Just Add a Grain of Salt

But let me not get stuck on small nits when there is so much good in this book. If you love good food and you love to understand how things work, check out Cooking for Geeks. You can learn how to make ginger syrup for your own homemade ginger ale. Or check out the 30-second chocolate cake (it really works). Or the many fine main dish recipes. Just treat the book as a starting point for exploration and not biblical truth, and all will be well.

9 thoughts on “Book Review: Cooking for Geeks

  1. Thanks for your kind words!

    Regarding nonstick pans, the compound in the studies you cite is PFOA (perfluorooctanoic acid). Industry is phasing it out (see http://www.ewg.org/node/21303); modern non-stick pans no longer use that compound. Of course, this doesn’t guarantee that the replacement compounds are “safe”, but they have so far passed scrutiny.

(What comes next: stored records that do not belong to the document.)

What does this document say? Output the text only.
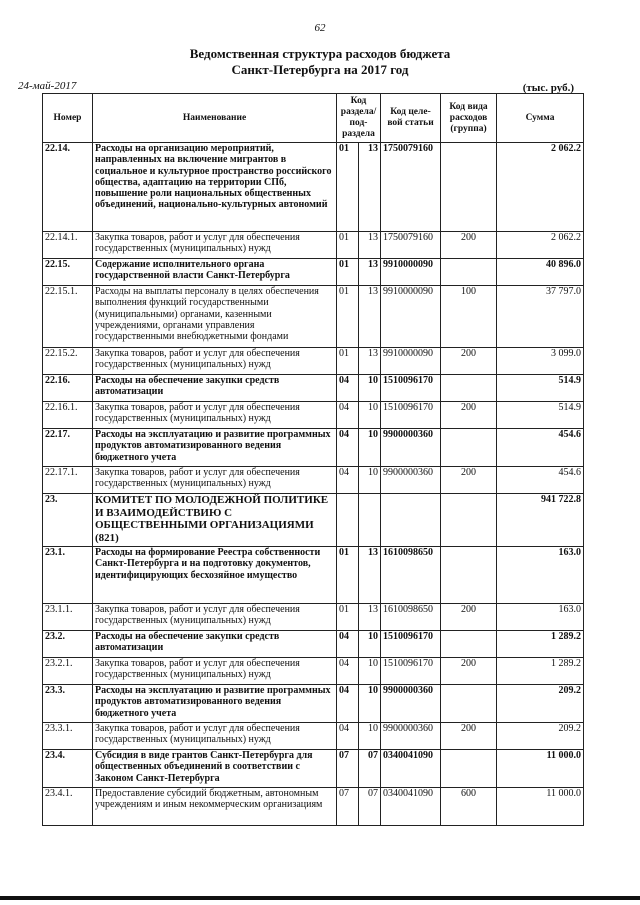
62
Ведомственная структура расходов бюджета
Санкт-Петербурга на 2017 год
24-май-2017	(тыс. руб.)
Номер	Наименование	Код раздела/ под- раздела		Код целе- вой статьи	Код вида расходов (группа)	Сумма
22.14.	Расходы на организацию мероприятий, направленных на включение мигрантов в социальное и культурное пространство российского общества, адаптацию на территории СПб, повышение роли национальных общественных объединений, национально-культурных автономий	01	13	1750079160		2 062.2
22.14.1.	Закупка товаров, работ и услуг для обеспечения государственных (муниципальных) нужд	01	13	1750079160	200	2 062.2
22.15.	Содержание исполнительного органа государственной власти Санкт-Петербурга	01	13	9910000090		40 896.0
22.15.1.	Расходы на выплаты персоналу в целях обеспечения выполнения функций государственными (муниципальными) органами, казенными учреждениями, органами управления государственными внебюджетными фондами	01	13	9910000090	100	37 797.0
22.15.2.	Закупка товаров, работ и услуг для обеспечения государственных (муниципальных) нужд	01	13	9910000090	200	3 099.0
22.16.	Расходы на обеспечение закупки средств автоматизации	04	10	1510096170		514.9
22.16.1.	Закупка товаров, работ и услуг для обеспечения государственных (муниципальных) нужд	04	10	1510096170	200	514.9
22.17.	Расходы на эксплуатацию и развитие программных продуктов автоматизированного ведения бюджетного учета	04	10	9900000360		454.6
22.17.1.	Закупка товаров, работ и услуг для обеспечения государственных (муниципальных) нужд	04	10	9900000360	200	454.6
23.	КОМИТЕТ ПО МОЛОДЕЖНОЙ ПОЛИТИКЕ И ВЗАИМОДЕЙСТВИЮ С ОБЩЕСТВЕННЫМИ ОРГАНИЗАЦИЯМИ (821)					941 722.8
23.1.	Расходы на формирование Реестра собственности Санкт-Петербурга и на подготовку документов, идентифицирующих бесхозяйное имущество	01	13	1610098650		163.0
23.1.1.	Закупка товаров, работ и услуг для обеспечения государственных (муниципальных) нужд	01	13	1610098650	200	163.0
23.2.	Расходы на обеспечение закупки средств автоматизации	04	10	1510096170		1 289.2
23.2.1.	Закупка товаров, работ и услуг для обеспечения государственных (муниципальных) нужд	04	10	1510096170	200	1 289.2
23.3.	Расходы на эксплуатацию и развитие программных продуктов автоматизированного ведения бюджетного учета	04	10	9900000360		209.2
23.3.1.	Закупка товаров, работ и услуг для обеспечения государственных (муниципальных) нужд	04	10	9900000360	200	209.2
23.4.	Субсидия в виде грантов Санкт-Петербурга для общественных объединений в соответствии с Законом Санкт-Петербурга	07	07	0340041090		11 000.0
23.4.1.	Предоставление субсидий бюджетным, автономным учреждениям и иным некоммерческим организациям	07	07	0340041090	600	11 000.0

    Regarding the salt and lemon juice, you are absolutely correct; that should not be done to cast iron. When I get a chance, I’ll go back to my original manuscript and see what it says; off-hand this sounds like a copyedit glitch. (Salt and an acid is used for cleaning copper, which is probably where the confusion came in.) Thanks for pointing this one out to me; I’ll get it fixed in future re-prints.

    Happy Cooking,
    Jeff Potter

  2. Creatures from the 80s that are now extinct? The type you are referring to have not all died off (yet) and some are just now evolving more completely to healthier eating. While I did not completely fit that stereotype all the time, in the past I vacillate between months on end of the pizza/soda diet and healthy and semi healthy eating and living, even up to a couple years ago. It is not that I did not know better, I knew what it meant to eat healthy, I just too often took the easy route. I stumbled upon this blog recently while looking for cast iron seasoning advice and everything you say here makes a lot of sense based on my experience.

  3. Hi There:

    You mention not using non-stick pans. What do you recommend instead?